The Jews looked for one who was coming to be a leader and deliverer. He might come with the manifest tokens of royalty. He might come as one of the old prophets had come. It was not impossible that he might be born in some humble station, for David had been a shepherd. It was probable that he would be born in a lowly village, for Bethlehem was associated with the name of David. He might be this John, for his coarse food and raiment certainly did not show him not to be an Elijah, or an Isaiah, or a Daniel. And John had given this proof of power, that he was drawing multitudes to hear discourses that had no apparent charm—that were stern and terrible.
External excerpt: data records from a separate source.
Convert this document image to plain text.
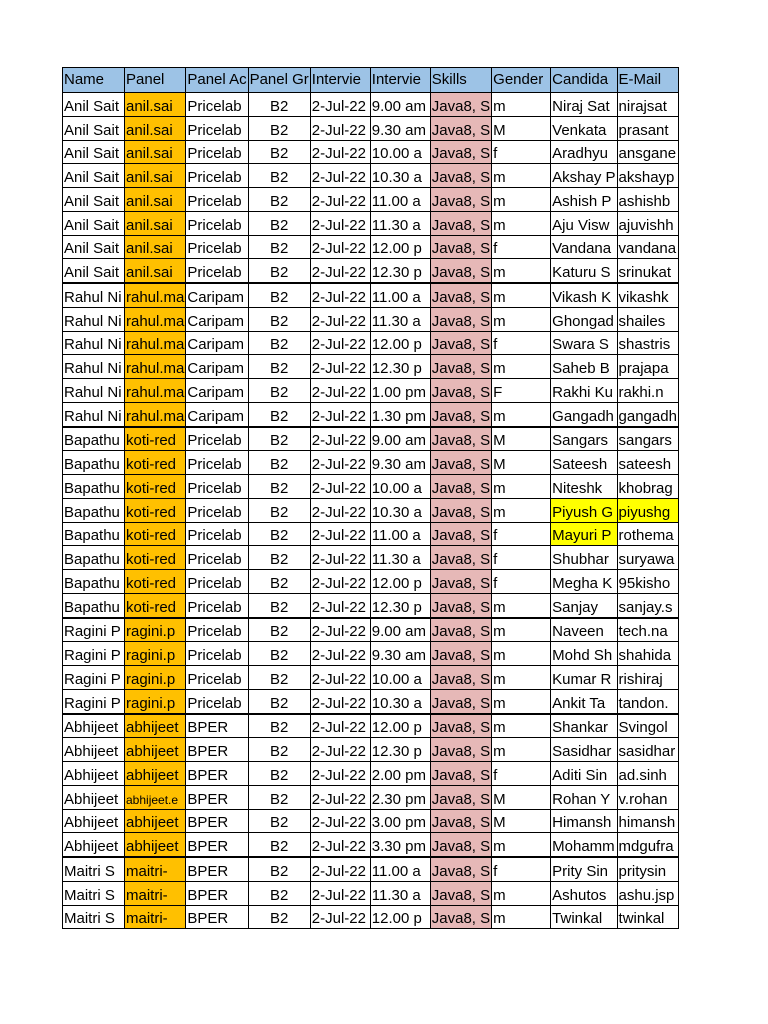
Name	Panel	Panel Ac	Panel Gr	Intervie	Intervie	Skills	Gender	Candida	E-Mail
Anil Sait	anil.sai	Pricelab	B2	2-Jul-22	9.00 am	Java8, S	m	Niraj Sat	nirajsat
Anil Sait	anil.sai	Pricelab	B2	2-Jul-22	9.30 am	Java8, S	M	Venkata	prasant
Anil Sait	anil.sai	Pricelab	B2	2-Jul-22	10.00 a	Java8, S	f	Aradhyu	ansgane
Anil Sait	anil.sai	Pricelab	B2	2-Jul-22	10.30 a	Java8, S	m	Akshay P	akshayp
Anil Sait	anil.sai	Pricelab	B2	2-Jul-22	11.00 a	Java8, S	m	Ashish P	ashishb
Anil Sait	anil.sai	Pricelab	B2	2-Jul-22	11.30 a	Java8, S	m	Aju Visw	ajuvishh
Anil Sait	anil.sai	Pricelab	B2	2-Jul-22	12.00 p	Java8, S	f	Vandana	vandana
Anil Sait	anil.sai	Pricelab	B2	2-Jul-22	12.30 p	Java8, S	m	Katuru S	srinukat
Rahul Ni	rahul.ma	Caripam	B2	2-Jul-22	11.00 a	Java8, S	m	Vikash K	vikashk
Rahul Ni	rahul.ma	Caripam	B2	2-Jul-22	11.30 a	Java8, S	m	Ghongad	shailes
Rahul Ni	rahul.ma	Caripam	B2	2-Jul-22	12.00 p	Java8, S	f	Swara S	shastris
Rahul Ni	rahul.ma	Caripam	B2	2-Jul-22	12.30 p	Java8, S	m	Saheb B	prajapa
Rahul Ni	rahul.ma	Caripam	B2	2-Jul-22	1.00 pm	Java8, S	F	Rakhi Ku	rakhi.n
Rahul Ni	rahul.ma	Caripam	B2	2-Jul-22	1.30 pm	Java8, S	m	Gangadh	gangadh
Bapathu	koti-red	Pricelab	B2	2-Jul-22	9.00 am	Java8, S	M	Sangars	sangars
Bapathu	koti-red	Pricelab	B2	2-Jul-22	9.30 am	Java8, S	M	Sateesh	sateesh
Bapathu	koti-red	Pricelab	B2	2-Jul-22	10.00 a	Java8, S	m	Niteshk	khobrag
Bapathu	koti-red	Pricelab	B2	2-Jul-22	10.30 a	Java8, S	m	Piyush G	piyushg
Bapathu	koti-red	Pricelab	B2	2-Jul-22	11.00 a	Java8, S	f	Mayuri P	rothema
Bapathu	koti-red	Pricelab	B2	2-Jul-22	11.30 a	Java8, S	f	Shubhar	suryawa
Bapathu	koti-red	Pricelab	B2	2-Jul-22	12.00 p	Java8, S	f	Megha K	95kisho
Bapathu	koti-red	Pricelab	B2	2-Jul-22	12.30 p	Java8, S	m	Sanjay	sanjay.s
Ragini P	ragini.p	Pricelab	B2	2-Jul-22	9.00 am	Java8, S	m	Naveen	tech.na
Ragini P	ragini.p	Pricelab	B2	2-Jul-22	9.30 am	Java8, S	m	Mohd Sh	shahida
Ragini P	ragini.p	Pricelab	B2	2-Jul-22	10.00 a	Java8, S	m	Kumar R	rishiraj
Ragini P	ragini.p	Pricelab	B2	2-Jul-22	10.30 a	Java8, S	m	Ankit Ta	tandon.
Abhijeet	abhijeet	BPER	B2	2-Jul-22	12.00 p	Java8, S	m	Shankar	Svingol
Abhijeet	abhijeet	BPER	B2	2-Jul-22	12.30 p	Java8, S	m	Sasidhar	sasidhar
Abhijeet	abhijeet	BPER	B2	2-Jul-22	2.00 pm	Java8, S	f	Aditi Sin	ad.sinh
Abhijeet	abhijeet.e	BPER	B2	2-Jul-22	2.30 pm	Java8, S	M	Rohan Y	v.rohan
Abhijeet	abhijeet	BPER	B2	2-Jul-22	3.00 pm	Java8, S	M	Himansh	himansh
Abhijeet	abhijeet	BPER	B2	2-Jul-22	3.30 pm	Java8, S	m	Mohamm	mdgufra
Maitri S	maitri-	BPER	B2	2-Jul-22	11.00 a	Java8, S	f	Prity Sin	pritysin
Maitri S	maitri-	BPER	B2	2-Jul-22	11.30 a	Java8, S	m	Ashutos	ashu.jsp
Maitri S	maitri-	BPER	B2	2-Jul-22	12.00 p	Java8, S	m	Twinkal	twinkal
It was not at all impossible, nay, it might be presumed, that when the Christ came, He would introduce some new ordinance, or give a new force to one already in use. The river of Jordan had a sacred historical importance; to wash men in that might denote that he was preparing Israelites for conquests like those of Joshua. No doubt, other signs might be added to this in due time; there would probably be strange appearances in the heavens,—some of the tokens which had accompanied the rare visits of angels that are recorded in the Old Testament. For who could tell whether the Christ might not be an angel, the visitant from another region? Who could tell whether He might not be an old seer returning to the earth again? There were all these possibilities. One was stronger in this mind, and one in that. Which was the truest, the scribes hoped in due time to discover, by studying the letter of the divine oracles, and ascertaining what particulars of time and place were indicated in them as necessary conditions of the deliverer.
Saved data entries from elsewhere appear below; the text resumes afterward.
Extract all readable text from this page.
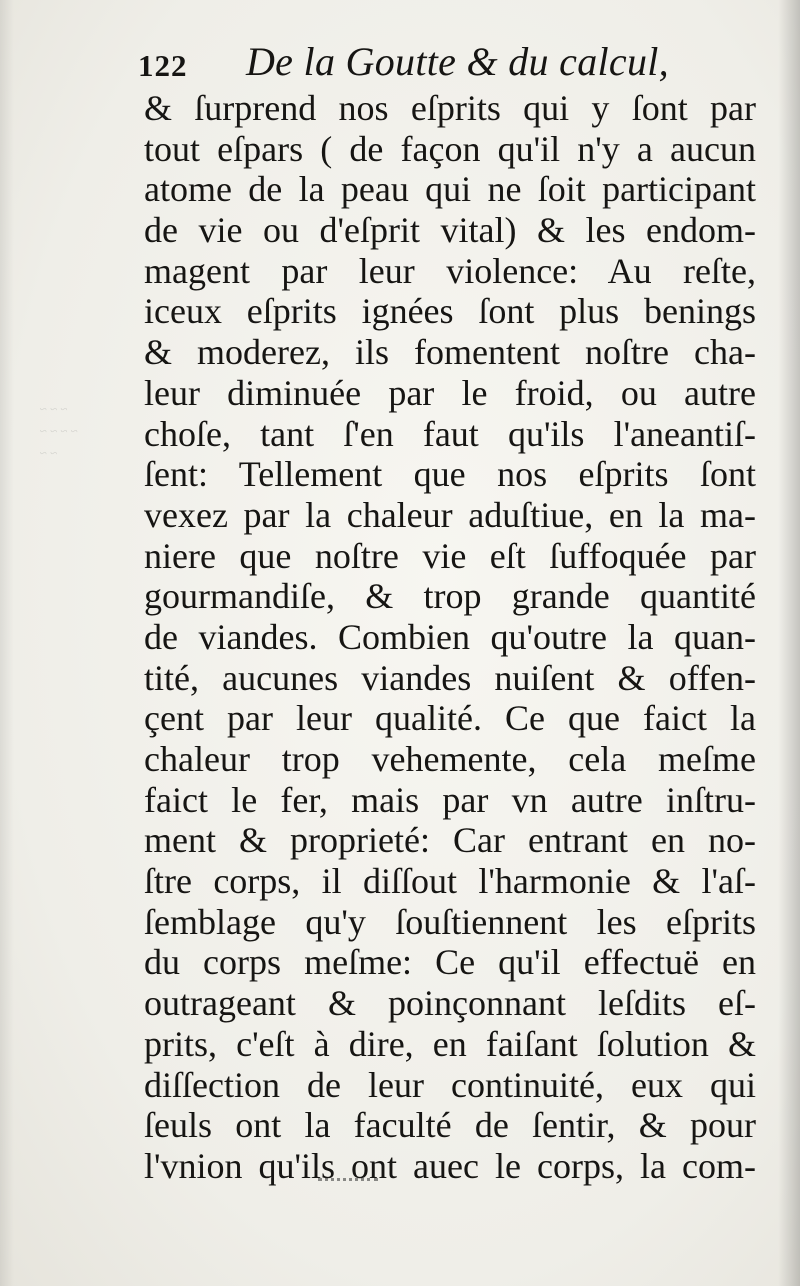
~ ~ ~
~ ~ ~ ~
~ ~
122 De la Goutte & du calcul,
& ſurprend nos eſprits qui y ſont par
tout eſpars ( de façon qu'il n'y a aucun
atome de la peau qui ne ſoit participant
de vie ou d'eſprit vital) & les endom-
magent par leur violence: Au reſte,
iceux eſprits ignées ſont plus benings
& moderez, ils fomentent noſtre cha-
leur diminuée par le froid, ou autre
choſe, tant ſ'en faut qu'ils l'aneantiſ-
ſent: Tellement que nos eſprits ſont
vexez par la chaleur aduſtiue, en la ma-
niere que noſtre vie eſt ſuffoquée par
gourmandiſe, & trop grande quantité
de viandes. Combien qu'outre la quan-
tité, aucunes viandes nuiſent & offen-
çent par leur qualité. Ce que faict la
chaleur trop vehemente, cela meſme
faict le fer, mais par vn autre inſtru-
ment & proprieté: Car entrant en no-
ſtre corps, il diſſout l'harmonie & l'aſ-
ſemblage qu'y ſouſtiennent les eſprits
du corps meſme: Ce qu'il effectuë en
outrageant & poinçonnant leſdits eſ-
prits, c'eſt à dire, en faiſant ſolution &
diſſection de leur continuité, eux qui
ſeuls ont la faculté de ſentir, & pour
l'vnion qu'ils ont auec le corps, la com-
What was there faulty in such speculations? What was there to complain of in the test which was applied to ascertain their worth? St. John suggests this answer to us. They were expecting one that should come after all prophets, not one that had been before all. They were looking for a son of David, a prophet, an angel; they were not looking for One who had been with God, and was God. They were looking for one whom they should recognise with their eyes; they were not looking for One whose light had been always shining in their hearts. They were looking for a king who should reign over men; they did not think that that King must be One who had from the beginning been the Light of men. They thought of one who should be born into the world; they did not think that He who was to be born into the world was One who was in the world, and by whom the world was made, though the world knew Him not.